While there have been less than a dozen known cases in the North Texas area, one Arlington family has been afflicted twice by a disease that was at first misdiagnosed as autism.
Three-year-old Katie Limer is like most toddlers in many ways. She loves to play with her dolls and also enjoys singing. But two months ago, her parents noticed symptoms that were very un-childlike.
"Her speech has become very slurred, very thought out," said Thad Limer, Katie's father. "If she tries to feed herself, or do stuff with her hands, they shake. She falls down a lot."
Thad and Leah Limer recognized the signs as symptoms they had seen before. The symptoms were the same that robbed them of their son, Andrew, when he was 9 years old.
Andrew was diagnosed with Niemann-Pick Type C, a genetic disease that causes a buildup of cholesterol in the liver, spleen and brain.

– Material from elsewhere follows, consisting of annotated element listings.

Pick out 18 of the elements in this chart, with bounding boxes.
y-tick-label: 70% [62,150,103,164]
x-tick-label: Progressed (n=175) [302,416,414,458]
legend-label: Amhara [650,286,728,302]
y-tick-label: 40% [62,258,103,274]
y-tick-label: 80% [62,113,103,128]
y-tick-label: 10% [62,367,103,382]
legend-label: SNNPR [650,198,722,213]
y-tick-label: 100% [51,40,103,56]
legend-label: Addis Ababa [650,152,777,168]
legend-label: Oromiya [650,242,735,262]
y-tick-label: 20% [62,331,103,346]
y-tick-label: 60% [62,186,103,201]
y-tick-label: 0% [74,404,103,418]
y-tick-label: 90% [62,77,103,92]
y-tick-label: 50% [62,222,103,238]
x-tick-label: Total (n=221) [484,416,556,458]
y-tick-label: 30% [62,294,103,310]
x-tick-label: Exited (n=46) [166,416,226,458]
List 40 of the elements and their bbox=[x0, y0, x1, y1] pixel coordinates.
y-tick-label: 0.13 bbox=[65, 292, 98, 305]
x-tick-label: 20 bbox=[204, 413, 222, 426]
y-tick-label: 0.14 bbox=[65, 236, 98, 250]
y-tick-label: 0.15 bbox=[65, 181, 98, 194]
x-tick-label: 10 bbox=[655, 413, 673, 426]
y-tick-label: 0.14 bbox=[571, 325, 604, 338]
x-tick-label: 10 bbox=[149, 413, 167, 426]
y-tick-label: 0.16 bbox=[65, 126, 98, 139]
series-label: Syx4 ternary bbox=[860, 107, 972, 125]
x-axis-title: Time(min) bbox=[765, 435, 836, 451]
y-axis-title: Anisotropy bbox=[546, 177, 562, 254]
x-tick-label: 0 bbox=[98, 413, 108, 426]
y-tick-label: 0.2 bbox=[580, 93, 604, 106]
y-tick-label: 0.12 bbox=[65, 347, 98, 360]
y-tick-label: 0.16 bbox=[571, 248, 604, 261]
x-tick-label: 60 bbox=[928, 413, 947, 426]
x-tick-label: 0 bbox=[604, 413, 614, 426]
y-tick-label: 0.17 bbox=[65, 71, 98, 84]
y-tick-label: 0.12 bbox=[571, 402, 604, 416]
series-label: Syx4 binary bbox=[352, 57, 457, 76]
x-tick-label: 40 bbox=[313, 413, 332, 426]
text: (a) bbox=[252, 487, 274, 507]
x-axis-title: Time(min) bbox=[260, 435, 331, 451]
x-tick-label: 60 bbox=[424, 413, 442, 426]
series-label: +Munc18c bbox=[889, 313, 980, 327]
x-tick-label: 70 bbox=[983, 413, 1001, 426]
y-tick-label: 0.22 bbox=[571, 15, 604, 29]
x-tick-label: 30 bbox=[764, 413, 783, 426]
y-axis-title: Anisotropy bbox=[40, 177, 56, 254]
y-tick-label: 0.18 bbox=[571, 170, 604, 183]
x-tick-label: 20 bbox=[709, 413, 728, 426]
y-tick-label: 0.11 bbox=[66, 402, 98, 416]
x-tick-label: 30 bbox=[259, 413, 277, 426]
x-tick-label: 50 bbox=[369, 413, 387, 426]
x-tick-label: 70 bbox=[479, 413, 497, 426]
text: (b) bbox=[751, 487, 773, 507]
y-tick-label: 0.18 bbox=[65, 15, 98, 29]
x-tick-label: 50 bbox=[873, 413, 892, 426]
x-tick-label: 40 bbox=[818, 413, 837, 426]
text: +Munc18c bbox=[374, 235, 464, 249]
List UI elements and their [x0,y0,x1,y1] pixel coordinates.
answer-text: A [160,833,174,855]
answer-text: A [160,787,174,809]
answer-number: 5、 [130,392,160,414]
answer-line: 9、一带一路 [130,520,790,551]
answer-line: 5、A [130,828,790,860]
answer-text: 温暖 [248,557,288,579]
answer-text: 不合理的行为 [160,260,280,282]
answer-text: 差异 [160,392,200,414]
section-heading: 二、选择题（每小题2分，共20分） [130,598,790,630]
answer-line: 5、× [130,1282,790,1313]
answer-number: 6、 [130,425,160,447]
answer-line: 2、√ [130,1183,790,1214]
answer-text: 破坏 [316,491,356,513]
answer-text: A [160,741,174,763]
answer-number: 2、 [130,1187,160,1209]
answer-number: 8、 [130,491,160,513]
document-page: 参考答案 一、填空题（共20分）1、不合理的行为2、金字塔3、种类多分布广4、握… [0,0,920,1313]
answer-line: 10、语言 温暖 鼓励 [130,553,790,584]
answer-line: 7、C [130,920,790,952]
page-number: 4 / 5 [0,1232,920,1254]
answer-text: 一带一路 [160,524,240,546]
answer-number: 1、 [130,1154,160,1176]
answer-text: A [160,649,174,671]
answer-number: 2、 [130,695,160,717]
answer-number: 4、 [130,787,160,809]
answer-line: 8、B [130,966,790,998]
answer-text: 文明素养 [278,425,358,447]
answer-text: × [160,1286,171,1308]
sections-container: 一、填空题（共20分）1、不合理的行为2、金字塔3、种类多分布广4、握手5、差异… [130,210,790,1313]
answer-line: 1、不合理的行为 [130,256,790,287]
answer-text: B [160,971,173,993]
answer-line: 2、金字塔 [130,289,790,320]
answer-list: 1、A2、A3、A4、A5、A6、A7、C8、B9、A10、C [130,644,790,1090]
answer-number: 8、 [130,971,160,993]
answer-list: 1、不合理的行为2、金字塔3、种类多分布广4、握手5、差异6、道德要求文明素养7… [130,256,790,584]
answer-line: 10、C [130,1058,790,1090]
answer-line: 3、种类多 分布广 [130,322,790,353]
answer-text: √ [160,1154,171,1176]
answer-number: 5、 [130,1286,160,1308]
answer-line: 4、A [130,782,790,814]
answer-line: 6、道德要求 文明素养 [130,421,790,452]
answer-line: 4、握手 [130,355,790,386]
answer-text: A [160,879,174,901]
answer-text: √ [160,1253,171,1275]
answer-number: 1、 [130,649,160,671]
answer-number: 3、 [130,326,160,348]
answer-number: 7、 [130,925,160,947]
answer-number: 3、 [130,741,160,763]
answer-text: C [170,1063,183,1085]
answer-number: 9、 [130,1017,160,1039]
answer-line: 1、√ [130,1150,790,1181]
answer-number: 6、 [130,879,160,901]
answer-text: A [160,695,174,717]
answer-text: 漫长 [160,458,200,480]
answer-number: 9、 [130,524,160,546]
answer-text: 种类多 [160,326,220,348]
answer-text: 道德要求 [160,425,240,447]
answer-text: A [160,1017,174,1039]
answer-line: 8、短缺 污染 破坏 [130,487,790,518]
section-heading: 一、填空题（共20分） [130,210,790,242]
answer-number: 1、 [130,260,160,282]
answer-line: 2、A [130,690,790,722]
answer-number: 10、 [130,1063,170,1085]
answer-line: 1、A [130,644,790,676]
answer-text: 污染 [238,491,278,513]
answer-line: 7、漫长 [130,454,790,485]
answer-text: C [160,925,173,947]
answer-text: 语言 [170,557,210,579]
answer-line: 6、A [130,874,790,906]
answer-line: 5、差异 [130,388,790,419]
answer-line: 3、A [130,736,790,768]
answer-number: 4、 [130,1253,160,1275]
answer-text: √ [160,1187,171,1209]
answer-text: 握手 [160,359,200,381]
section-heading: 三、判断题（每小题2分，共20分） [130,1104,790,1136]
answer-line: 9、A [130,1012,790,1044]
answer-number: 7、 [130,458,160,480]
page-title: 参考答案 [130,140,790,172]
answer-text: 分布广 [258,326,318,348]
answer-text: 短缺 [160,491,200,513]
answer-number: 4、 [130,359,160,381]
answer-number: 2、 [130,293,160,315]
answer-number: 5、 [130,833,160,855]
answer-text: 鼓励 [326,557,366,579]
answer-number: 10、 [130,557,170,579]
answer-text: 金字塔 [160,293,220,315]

It is sometimes referred to as a pediatric version of Alzheimer's.
"And the effects on the brain eventually produce symptoms of dementia, and Alzheimer's and Parkinson's," Mr. Limer said. "But on a child, they lose everything; and it's usually one step at a time."
Niemann-Pick Type C is so rare that it affects only about 500 people worldwide. It is always fatal, usually in childhood.
"All we can do is help the children and the families cope as well as we can, but we don't really have a way to stop the progression of the disorder and we're working very hard to find ways to do that," said Dr. Lewis Waber, a genetic specialist at Children's Medical Center.
Dr. Waber said there is one experimental drug that may slow the disease. The Limers are hoping more awareness could help find a better treatment.
"We know what's in store for her and I can't think about that," Mrs. Limer said. "I have to take care of the little girI I have today; and she is a happy, rambunctious 3 year old."